Mix of suggestions and problems here . . .

  • One way to scale your capabilities effectively is to develop shared resources used by several groups. Supporting shared resources can be a challenge, however, because PIs may want results formatted their own way, not in a common format.
  • Before embarking on a project, draw up a project charter. This document establishes the level of involvement of key people (on both the informatics and science side) and the high-level outline of the work planned. The process of preparing this document will let you know if science people are invested enough in the project, or if there are reasons to worry. One cannot underestimate the importance of buy-in and personal investment in the success of an informatics endeavor by the science leaders on the project.
  • Promote awareness of software development: Jax has a software lifecycle process approved by the institution and posted up everywhere.

Requirements/Communication

  • Some used a detailed requirements gathering process (at Jax they draw up 150 page documents) to firm up what would be developed.
  • Others used agile approaches, which are interactive with the scientists throughout the life of the project and make it a specific point to allow the requirements to evolve along with the scientists’ understanding of their needs.
  • All agreed that requirements gathering in biomedical software has to be an ongoing, interactive endeavor – biologists sometimes want to wait until features are in production before they give feedback, they want to see something working and tinker with it.
  • Underestimated opportunity for software people: helping biologists with their ad-hoc solutions (Access, Excel, FileMaker Pro) — biologists will always use Excel, so is there some way we can help them use Excel better? Can we leverage their familiarity with these technologies? A software development background teaches you to look askance on “low-tech” solutions like these, but in this domain there is something to be said for them.
  • Starting with the front end (UI) and working back helps user interaction — you can show a prototype of an interface and get better feedback earlier.
  • Best ideas don’t always come from biologists: we are doing our job best when we are helping scientists understand what is possible with software, and helping them focus on their goals and how software could help achieve them.

Looking Forward

We talked about possible content for a meeting or conference on biomedical and bioinformatics software development. People showed interest in the following.
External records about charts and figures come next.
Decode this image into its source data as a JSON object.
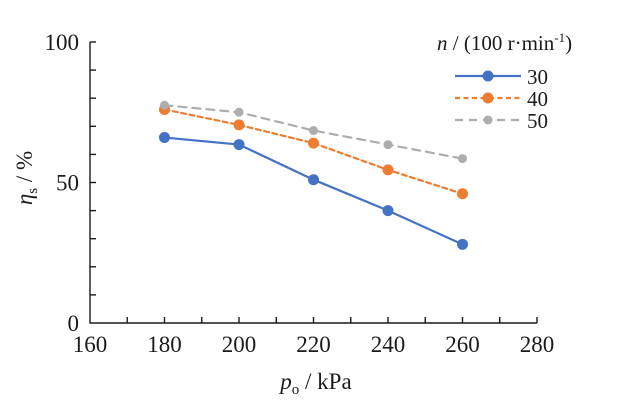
{
  "chart_data": {
    "type": "line",
    "title": "",
    "x": [
      180,
      200,
      220,
      240,
      260
    ],
    "series": [
      {
        "name": "30",
        "values": [
          66,
          63.5,
          51,
          40,
          28
        ],
        "color": "#4472C4",
        "line_style": "solid",
        "marker": "circle",
        "marker_radius": 5.5
      },
      {
        "name": "40",
        "values": [
          76,
          70.5,
          64,
          54.5,
          46
        ],
        "color": "#ED7D31",
        "line_style": "dashed-short",
        "marker": "circle",
        "marker_radius": 5.5
      },
      {
        "name": "50",
        "values": [
          77.5,
          75,
          68.5,
          63.5,
          58.5
        ],
        "color": "#ADADAD",
        "line_style": "dashed-long",
        "marker": "circle",
        "marker_radius": 4.5
      }
    ],
    "xlabel": {
      "text": "p_o / kPa",
      "symbol": "p",
      "subscript": "o",
      "unit": " / kPa"
    },
    "ylabel": {
      "text": "eta_s / %",
      "symbol": "η",
      "subscript": "s",
      "unit": " / %"
    },
    "legend": {
      "position": "top-right",
      "title": {
        "text": "n / (100 r·min^-1)",
        "symbol": "n",
        "mid": " / (100 r·min",
        "superscript": "-1",
        "end": ")"
      },
      "entries": [
        "30",
        "40",
        "50"
      ]
    },
    "xlim": [
      160,
      280
    ],
    "ylim": [
      0,
      100
    ],
    "x_tick_labels": [
      160,
      180,
      200,
      220,
      240,
      260,
      280
    ],
    "x_minor_tick_step": 10,
    "y_tick_labels": [
      0,
      50,
      100
    ],
    "y_minor_tick_step": 10,
    "grid": false,
    "tick_direction": "inside",
    "axis_color": "#1b1b1b",
    "background_color": "#ffffff"
  }
}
  • Documenting typical staffing models — help us all understand our options for organizing our work and getting it funded
  • Questionnaire — find out what people are doing, try to get a picture of the current state of affairs
  • Present experience reports: What working examples are out there?
  • People preferred a workshop more than a conference, a hands-on experience. Plenty of short talks that don’t give answers, but raise questions – followed by open discussions.
  • People would like to see defined milestones for the meeting.
  • Tutorials on some subjects (e.g. project management, quality assurance and testing, good development practices) would be welcome
  • Q&A sessions – what have you done that can benefit others, what are you doing?